Germs can mutate to become resistant to a given antibiotic or pick up resistance-granting genes from other species. There is an increase in the number of bacteria resistant to top-shelf antibiotics like the colistin and carbapenem class. These last line of dense drugs cause other problems, like kidney damage, in patients.

While bacteria resistant to colistin was identified in 2015 and carbapenem-resistant bacteria was discovered just last December, not all developing bacteria are necessarily resistant to all types of antibiotics. The fear is that superbugs develop that can combine everything doctors are able to treat it with, as was the case for the women in Nevada.
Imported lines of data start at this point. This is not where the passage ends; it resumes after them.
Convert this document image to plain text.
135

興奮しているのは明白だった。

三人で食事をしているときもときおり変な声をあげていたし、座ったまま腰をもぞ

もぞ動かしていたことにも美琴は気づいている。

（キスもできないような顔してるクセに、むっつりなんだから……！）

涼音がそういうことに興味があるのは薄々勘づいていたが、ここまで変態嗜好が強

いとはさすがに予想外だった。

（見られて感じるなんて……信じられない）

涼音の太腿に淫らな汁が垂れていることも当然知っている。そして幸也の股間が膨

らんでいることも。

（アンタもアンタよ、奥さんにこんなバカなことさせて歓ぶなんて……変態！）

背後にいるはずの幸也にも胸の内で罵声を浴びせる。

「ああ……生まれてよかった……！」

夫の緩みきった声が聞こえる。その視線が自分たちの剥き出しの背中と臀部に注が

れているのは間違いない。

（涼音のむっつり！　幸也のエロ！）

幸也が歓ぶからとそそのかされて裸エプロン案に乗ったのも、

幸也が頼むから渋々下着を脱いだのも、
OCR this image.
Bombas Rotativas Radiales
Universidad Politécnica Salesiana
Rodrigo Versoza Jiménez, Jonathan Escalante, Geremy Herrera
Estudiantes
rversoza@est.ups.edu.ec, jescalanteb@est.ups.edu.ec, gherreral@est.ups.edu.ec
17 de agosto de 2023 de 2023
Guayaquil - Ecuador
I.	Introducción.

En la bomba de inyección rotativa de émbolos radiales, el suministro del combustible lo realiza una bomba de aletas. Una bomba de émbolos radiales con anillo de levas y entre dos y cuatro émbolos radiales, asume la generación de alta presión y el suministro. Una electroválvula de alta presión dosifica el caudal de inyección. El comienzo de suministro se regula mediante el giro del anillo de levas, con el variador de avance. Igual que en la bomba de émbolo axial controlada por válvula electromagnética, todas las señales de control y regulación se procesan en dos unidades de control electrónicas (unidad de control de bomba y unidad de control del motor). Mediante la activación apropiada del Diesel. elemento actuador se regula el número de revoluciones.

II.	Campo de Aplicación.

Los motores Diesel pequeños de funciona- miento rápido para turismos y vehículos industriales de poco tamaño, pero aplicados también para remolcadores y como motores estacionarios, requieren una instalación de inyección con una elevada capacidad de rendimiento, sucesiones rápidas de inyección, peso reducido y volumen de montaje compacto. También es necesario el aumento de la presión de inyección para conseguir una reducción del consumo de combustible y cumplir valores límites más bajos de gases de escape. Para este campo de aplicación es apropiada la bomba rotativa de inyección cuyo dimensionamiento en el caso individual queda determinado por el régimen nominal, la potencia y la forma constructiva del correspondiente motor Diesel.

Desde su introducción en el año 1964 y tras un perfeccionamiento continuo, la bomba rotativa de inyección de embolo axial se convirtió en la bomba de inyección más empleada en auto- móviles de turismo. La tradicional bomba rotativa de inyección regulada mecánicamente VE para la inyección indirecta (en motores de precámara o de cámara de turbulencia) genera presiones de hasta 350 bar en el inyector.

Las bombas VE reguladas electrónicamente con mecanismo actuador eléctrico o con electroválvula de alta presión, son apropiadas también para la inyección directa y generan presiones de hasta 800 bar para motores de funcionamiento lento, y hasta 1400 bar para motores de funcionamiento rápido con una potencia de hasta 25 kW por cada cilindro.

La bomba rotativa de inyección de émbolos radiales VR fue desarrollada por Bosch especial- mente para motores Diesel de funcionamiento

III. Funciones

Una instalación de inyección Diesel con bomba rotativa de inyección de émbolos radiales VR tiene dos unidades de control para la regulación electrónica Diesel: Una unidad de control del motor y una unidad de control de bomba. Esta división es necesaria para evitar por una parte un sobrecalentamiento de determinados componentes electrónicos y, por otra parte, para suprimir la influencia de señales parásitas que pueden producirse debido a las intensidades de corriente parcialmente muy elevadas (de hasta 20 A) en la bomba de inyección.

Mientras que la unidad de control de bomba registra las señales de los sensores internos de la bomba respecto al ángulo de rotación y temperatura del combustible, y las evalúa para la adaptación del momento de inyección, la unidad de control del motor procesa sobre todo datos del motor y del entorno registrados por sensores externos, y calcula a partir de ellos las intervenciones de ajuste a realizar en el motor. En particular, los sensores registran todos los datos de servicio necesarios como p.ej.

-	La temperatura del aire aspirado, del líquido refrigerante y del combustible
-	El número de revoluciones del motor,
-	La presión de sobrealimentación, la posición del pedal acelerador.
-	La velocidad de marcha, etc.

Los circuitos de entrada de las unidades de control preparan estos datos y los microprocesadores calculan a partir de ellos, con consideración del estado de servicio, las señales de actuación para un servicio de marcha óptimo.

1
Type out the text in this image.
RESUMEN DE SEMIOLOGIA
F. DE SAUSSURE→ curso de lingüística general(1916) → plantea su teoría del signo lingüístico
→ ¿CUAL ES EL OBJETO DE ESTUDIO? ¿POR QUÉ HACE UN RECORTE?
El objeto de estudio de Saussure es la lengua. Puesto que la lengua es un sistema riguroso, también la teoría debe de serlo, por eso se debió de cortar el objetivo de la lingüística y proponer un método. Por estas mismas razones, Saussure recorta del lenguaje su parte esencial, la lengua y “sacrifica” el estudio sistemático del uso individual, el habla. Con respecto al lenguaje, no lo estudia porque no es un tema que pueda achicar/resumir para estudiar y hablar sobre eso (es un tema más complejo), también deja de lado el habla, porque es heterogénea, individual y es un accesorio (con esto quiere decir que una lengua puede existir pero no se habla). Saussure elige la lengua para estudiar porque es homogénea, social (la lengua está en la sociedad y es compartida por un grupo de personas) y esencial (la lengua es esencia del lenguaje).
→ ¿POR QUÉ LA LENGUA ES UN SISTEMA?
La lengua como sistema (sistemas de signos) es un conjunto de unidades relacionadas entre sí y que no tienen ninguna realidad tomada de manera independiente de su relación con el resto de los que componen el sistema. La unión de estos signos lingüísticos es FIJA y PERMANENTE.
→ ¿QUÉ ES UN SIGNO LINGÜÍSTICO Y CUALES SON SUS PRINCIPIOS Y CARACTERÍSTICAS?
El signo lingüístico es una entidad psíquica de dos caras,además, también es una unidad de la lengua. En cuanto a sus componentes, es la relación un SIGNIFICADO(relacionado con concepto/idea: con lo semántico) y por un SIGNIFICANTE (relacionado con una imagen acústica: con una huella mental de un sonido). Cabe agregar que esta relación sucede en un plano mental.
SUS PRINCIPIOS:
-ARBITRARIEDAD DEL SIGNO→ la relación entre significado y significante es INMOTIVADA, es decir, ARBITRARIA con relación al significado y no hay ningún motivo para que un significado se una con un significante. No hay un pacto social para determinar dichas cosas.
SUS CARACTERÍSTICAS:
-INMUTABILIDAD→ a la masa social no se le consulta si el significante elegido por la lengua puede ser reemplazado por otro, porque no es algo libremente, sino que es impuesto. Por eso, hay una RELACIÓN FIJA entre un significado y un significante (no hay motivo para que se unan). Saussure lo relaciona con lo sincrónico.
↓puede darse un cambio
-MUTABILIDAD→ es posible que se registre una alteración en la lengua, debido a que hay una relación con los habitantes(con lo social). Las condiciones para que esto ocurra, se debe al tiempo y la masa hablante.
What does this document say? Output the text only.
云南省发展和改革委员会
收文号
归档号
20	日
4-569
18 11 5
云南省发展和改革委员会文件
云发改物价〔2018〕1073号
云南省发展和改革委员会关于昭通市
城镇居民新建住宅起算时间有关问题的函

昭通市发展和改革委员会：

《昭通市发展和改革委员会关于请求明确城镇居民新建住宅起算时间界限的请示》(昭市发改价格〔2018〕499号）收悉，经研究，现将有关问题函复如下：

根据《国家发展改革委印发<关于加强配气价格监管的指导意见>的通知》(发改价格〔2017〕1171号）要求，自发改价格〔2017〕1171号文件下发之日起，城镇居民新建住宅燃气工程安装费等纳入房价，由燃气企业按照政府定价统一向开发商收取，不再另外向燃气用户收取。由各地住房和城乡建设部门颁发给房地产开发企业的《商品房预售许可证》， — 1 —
Deadly cases of antibiotic-resistant bacteria are still rare. At least 2 million people came down with an antibiotic resistant infection in America last year and of those cases, 23,000 died. These cases are expensive and time-consuming. Doctors may not know the bacteria is resistant until an antibiotic is prescribed and it doesn’t work. This gives the infection more time to progress.

Superbugs tend to only affect already sick or weakened people. There have been several rare cases of otherwise healthy people becoming infected and we do not know how many people are serving as “hosts” and will spread the infection to others.

According to scientists, it’s hard to predict how much worse antibiotic-resistant bacteria could get. They do know that if something isn’t done soon, minor injuries and common medical procedures like C-sections and hip replacements will become much more dangerous and tuberculosis and gonorrhea could become untreatable.

Right now, scientists are tracking which bacteria are developing resistance to antibiotics, which will help epidemiologists respond to outbreaks.

In the meantime, everyone needs to be conscious of prevention efforts such as basic hygiene, as well as using antibiotics more responsibly and curtailing their use in farm animals. In addition, there needs to be incentives for drug companies to develop new antibiotics, alternative treatments, and methods to diagnose infections more quickly.

“We’ll never totally eliminate the problem of antibiotic resistance,” Hughes says. “But we can do a heck of a lot better in terms of being prepared to detect it, respond to it, treat it effectively and prevent much of the… potential future increases in the problem.”